On ne change pas de langue comme on change de chemise.

On ne peut qu'être d'accord avec la proposition avancée par les cinq coauteurs dans le titre de leur article. S'il faut en effet «franciser en amont du monde du travail», encore faut-il cependant accepter, comme nous venons de le montrer, que cette «francisation» ne joue qu'un rôle très secondaire dans l'évolution du nombre de locuteurs du français. En outre, ces cinq coauteurs semblent croire que cet «amont» se situe aux alentours de 17 ans, au moment de l'entrée dans le système collégial. Or, toutes les estimations de la mobilité linguistique montrent que la très grande majorité des substitutions linguistiques sont effectuées avant l'âge de 10 ans. Après cet âge, sauf cas exceptionnels, il est trop tard. Abandonner sa langue maternelle au profit d'une autre langue d'usage n'est pas chose aisée, surtout après un certain âge. On ne change pas de langue comme on change de chemise.

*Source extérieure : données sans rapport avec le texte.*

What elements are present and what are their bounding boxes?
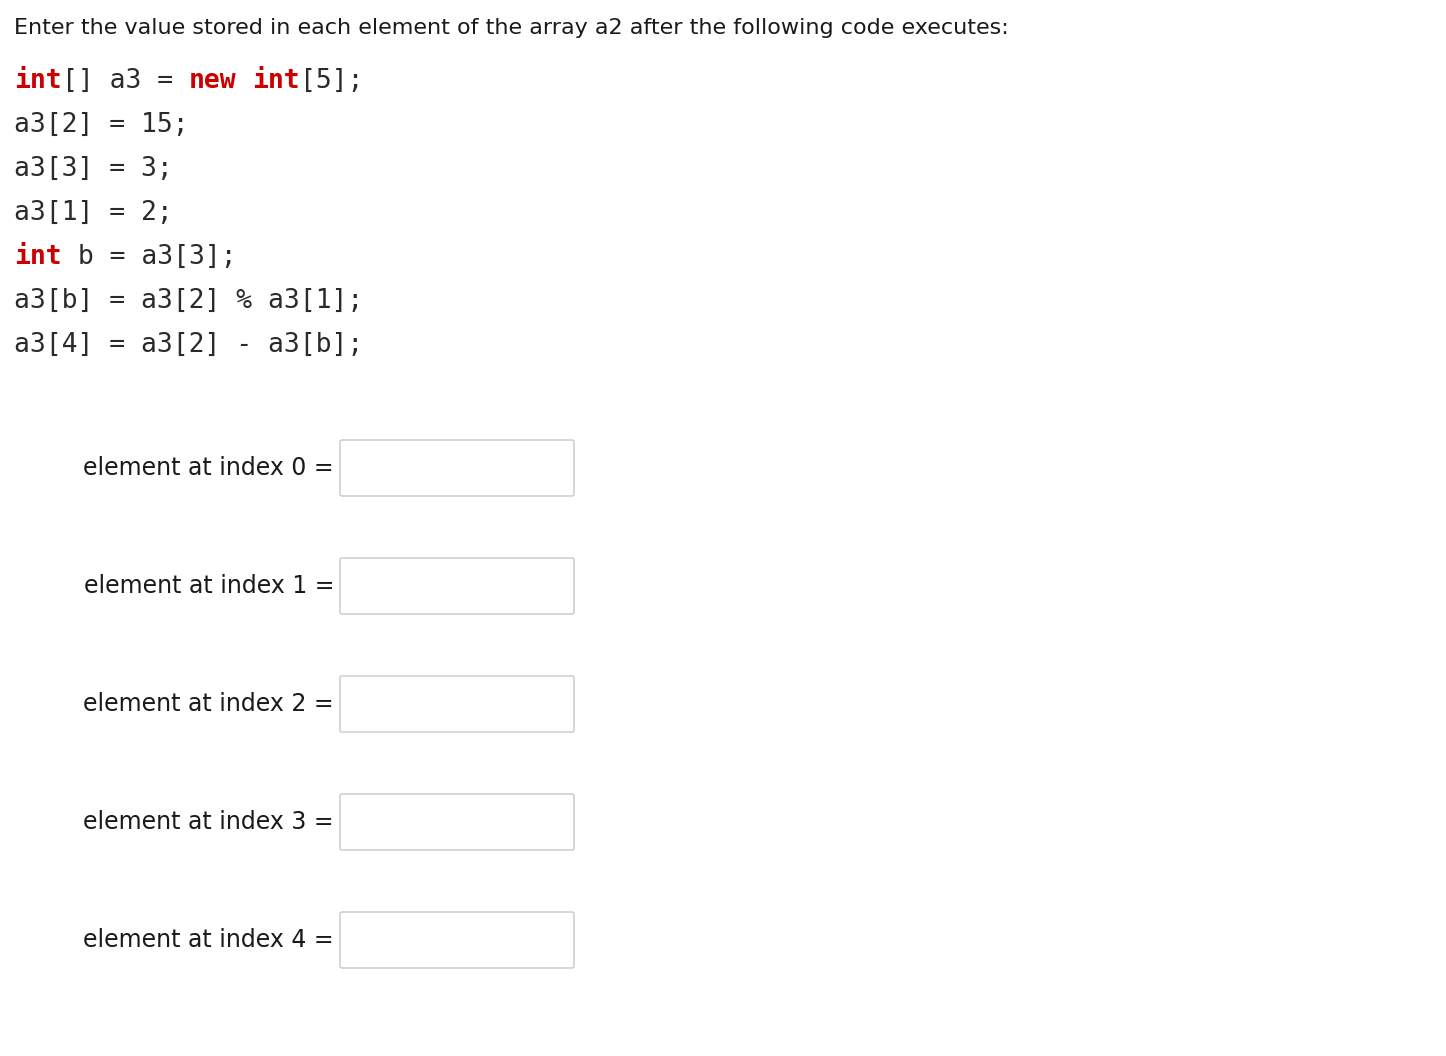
FancyBboxPatch shape — [340, 440, 574, 496]
Text: int: int — [14, 68, 62, 94]
Text: element at index 4 =: element at index 4 = — [84, 928, 334, 953]
FancyBboxPatch shape — [340, 558, 574, 614]
Text: int: int — [252, 68, 299, 94]
FancyBboxPatch shape — [340, 794, 574, 850]
FancyBboxPatch shape — [340, 676, 574, 732]
Text: element at index 0 =: element at index 0 = — [84, 456, 334, 480]
Text: [] a3 =: [] a3 = — [62, 68, 188, 94]
Text: a3[4] = a3[2] - a3[b];: a3[4] = a3[2] - a3[b]; — [14, 332, 363, 358]
FancyBboxPatch shape — [340, 912, 574, 968]
Text: new: new — [188, 68, 236, 94]
Text: a3[3] = 3;: a3[3] = 3; — [14, 156, 172, 182]
Text: b = a3[3];: b = a3[3]; — [62, 244, 236, 270]
Text: element at index 3 =: element at index 3 = — [84, 810, 334, 834]
Text: a3[1] = 2;: a3[1] = 2; — [14, 200, 172, 226]
Text: a3[b] = a3[2] % a3[1];: a3[b] = a3[2] % a3[1]; — [14, 288, 363, 314]
Text: int: int — [14, 244, 62, 270]
Text: Enter the value stored in each element of the array a2 after the following code : Enter the value stored in each element o… — [14, 18, 1009, 38]
Text: [5];: [5]; — [299, 68, 363, 94]
Text: element at index 2 =: element at index 2 = — [84, 692, 334, 716]
Text: a3[2] = 15;: a3[2] = 15; — [14, 112, 188, 138]
Text: element at index 1 =: element at index 1 = — [84, 574, 334, 598]
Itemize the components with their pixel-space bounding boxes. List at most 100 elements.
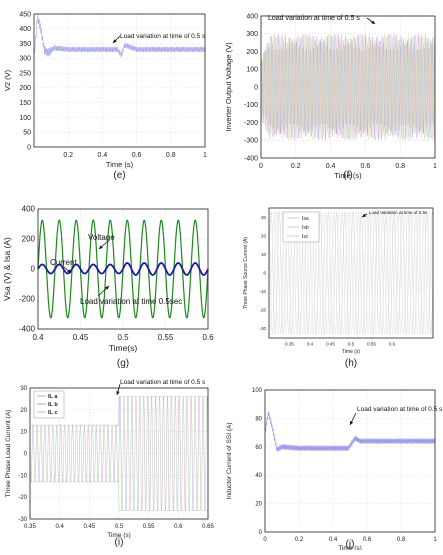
x-tick-label: 0.4 — [55, 524, 64, 530]
series-line-source-current — [268, 211, 433, 335]
chart-h-svg: 0.35 0.4 0.45 0.5 0.55 0.6 -30 -20 -10 0 10 20 30 Tim… — [243, 207, 434, 369]
x-axis-label: Time (s) — [338, 545, 362, 550]
x-tick-label: 0.5 — [117, 333, 129, 342]
x-tick-label: 0.45 — [326, 342, 335, 347]
x-tick-label: 0.2 — [291, 163, 301, 170]
panel-caption: (e) — [113, 170, 125, 181]
x-tick-label: 0.35 — [24, 524, 36, 530]
chart-j-svg: 0 0.2 0.4 0.6 0.8 1 0 20 40 60 80 100 Time (s) Induct… — [226, 388, 443, 552]
chart-e-svg: 0.2 0.4 0.6 0.8 1 0 50 100 150 200 250 300 350 400 450… — [3, 11, 207, 181]
y-axis-label: Inverter Output Voltage (V) — [224, 42, 233, 132]
x-tick-label: 0.6 — [361, 163, 371, 170]
x-tick-label: 0.2 — [63, 152, 73, 159]
y-tick-label: 400 — [19, 26, 31, 33]
y-tick-label: 20 — [255, 502, 262, 508]
x-tick-label: 0 — [259, 163, 263, 170]
series-line-inductor-current — [264, 411, 436, 452]
x-tick-label: 0.45 — [83, 524, 95, 530]
x-tick-label: 0.45 — [73, 333, 89, 342]
y-tick-label: 20 — [261, 233, 267, 238]
series-line-v2 — [33, 14, 206, 59]
panel-caption: (h) — [345, 358, 357, 369]
series-line-voltage — [260, 33, 435, 141]
legend-label: IL a — [48, 394, 58, 400]
x-axis-label: Time (s) — [106, 160, 134, 169]
chart-i-svg: 0.35 0.4 0.45 0.5 0.55 0.6 0.65 -30 -20 -10 0 10 20 3… — [5, 379, 214, 548]
y-tick-label: 50 — [23, 130, 31, 137]
series-line-voltage — [260, 34, 435, 141]
annotation-arrowhead — [350, 421, 354, 425]
y-tick-label: 10 — [20, 430, 27, 436]
legend-box — [33, 390, 65, 419]
x-tick-label: 0.8 — [166, 152, 176, 159]
legend-label: Isc — [302, 234, 309, 240]
y-tick-label: 300 — [19, 56, 31, 63]
x-tick-label: 1 — [203, 152, 207, 159]
y-axis-label: Inductor Current of SSI (A) — [226, 423, 233, 500]
annotation-current: Current — [50, 258, 77, 267]
y-tick-label: 200 — [19, 85, 31, 92]
chart-i: 0.35 0.4 0.45 0.5 0.55 0.6 0.65 -30 -20 -10 0 10 20 3… — [0, 372, 221, 550]
y-tick-label: 30 — [20, 386, 27, 392]
x-tick-label: 0.8 — [395, 163, 405, 170]
y-tick-label: 150 — [19, 100, 31, 107]
chart-f: 0 0.2 0.4 0.6 0.8 1 -400 -300 -200 -100 0 100 200 300… — [221, 0, 443, 182]
chart-e: 0.2 0.4 0.6 0.8 1 0 50 100 150 200 250 300 350 400 450… — [0, 0, 221, 182]
y-tick-label: -30 — [259, 326, 266, 331]
y-tick-label: -20 — [259, 308, 266, 313]
y-tick-label: 350 — [19, 41, 31, 48]
x-tick-label: 0.6 — [174, 524, 183, 530]
chart-h: 0.35 0.4 0.45 0.5 0.55 0.6 -30 -20 -10 0 10 20 30 Tim… — [221, 190, 443, 370]
annotation-arrowhead — [113, 39, 117, 43]
y-tick-label: -200 — [244, 120, 258, 127]
y-axis-label: Three Phase Source Current (A) — [243, 237, 249, 309]
y-tick-label: 200 — [246, 49, 258, 56]
plot-border — [37, 208, 209, 330]
annotation-text: Load variation at time of 0.5 s — [120, 379, 206, 386]
y-tick-label: -10 — [18, 473, 27, 479]
y-tick-label: 100 — [19, 115, 31, 122]
series-line-load-current — [29, 396, 209, 511]
x-tick-label: 0.4 — [307, 342, 314, 347]
annotation-arrowhead — [362, 213, 366, 217]
plot-border — [260, 15, 436, 159]
annotation-arrowhead — [371, 20, 375, 24]
x-tick-label: 0.4 — [98, 152, 108, 159]
y-tick-label: 60 — [255, 445, 262, 451]
y-tick-label: -30 — [18, 517, 27, 523]
annotation-load-variation: Load variation at time 0.5sec — [80, 297, 182, 306]
panel-caption: (g) — [117, 358, 129, 369]
x-tick-label: 0.6 — [202, 333, 214, 342]
annotation-arrowhead — [116, 391, 120, 395]
legend-label: Isb — [302, 225, 309, 231]
y-tick-label: 250 — [19, 70, 31, 77]
plot-border — [268, 207, 434, 339]
series-line-load-current — [30, 396, 208, 511]
x-tick-label: 0.4 — [32, 333, 44, 342]
x-tick-label: 1 — [433, 163, 437, 170]
annotation-arrowhead — [105, 286, 109, 290]
x-axis-label: Time(s) — [109, 343, 138, 353]
panel-caption: (f) — [343, 170, 352, 181]
series-line-load-current — [30, 396, 208, 511]
annotation-text: Load variation at time of 0.5 s — [268, 15, 360, 22]
y-axis-label: Three Phase Load Current (A) — [5, 410, 12, 497]
annotation-arrowhead — [99, 245, 103, 249]
y-axis-label: Vsa (V) & Isa (A) — [2, 237, 12, 301]
y-tick-label: -100 — [244, 102, 258, 109]
panel-caption: (i) — [115, 537, 124, 548]
y-tick-label: 10 — [261, 252, 267, 257]
chart-f-svg: 0 0.2 0.4 0.6 0.8 1 -400 -300 -200 -100 0 100 200 300… — [224, 13, 437, 181]
x-tick-label: 0.5 — [348, 342, 355, 347]
y-tick-label: 100 — [252, 388, 263, 394]
y-tick-label: 400 — [246, 13, 258, 20]
y-tick-label: -400 — [19, 325, 36, 334]
y-tick-label: 20 — [20, 408, 27, 414]
chart-g-svg: 0.4 0.45 0.5 0.55 0.6 -400 -200 0 200 400 Time(s) V… — [2, 205, 214, 369]
y-tick-label: -400 — [244, 155, 258, 162]
y-tick-label: 200 — [22, 235, 36, 244]
y-tick-label: 0 — [24, 452, 28, 458]
x-axis-label: Time (s) — [342, 349, 360, 355]
annotation-text: Load variation at time of 0.5 s — [357, 406, 443, 413]
x-tick-label: 0.4 — [326, 163, 336, 170]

Alors que la pérennité du français au Québec est de moins en moins assurée (ainsi que le démontrent les récentes prévisions démolinguistiques réalisées par Statistique Canada, prévisions nettement plus «pessimistes» que celles que j'avais proposées en 2011), on aurait pu espérer que tous ceux qui se présentent comme les défenseurs de la langue française s'unissent pour tenter de renverser cette tendance. À lire dans le Huffington Post du 18 février dernier le billet signé par MM. Éric Bouchard, Mario Beaulieu, Maxime Laporte, Jean-Paul Perreault et par Mme Sophie Stanké, je dois malheureusement conclure que mon appel à la «convergence» est loin d'avoir été entendu.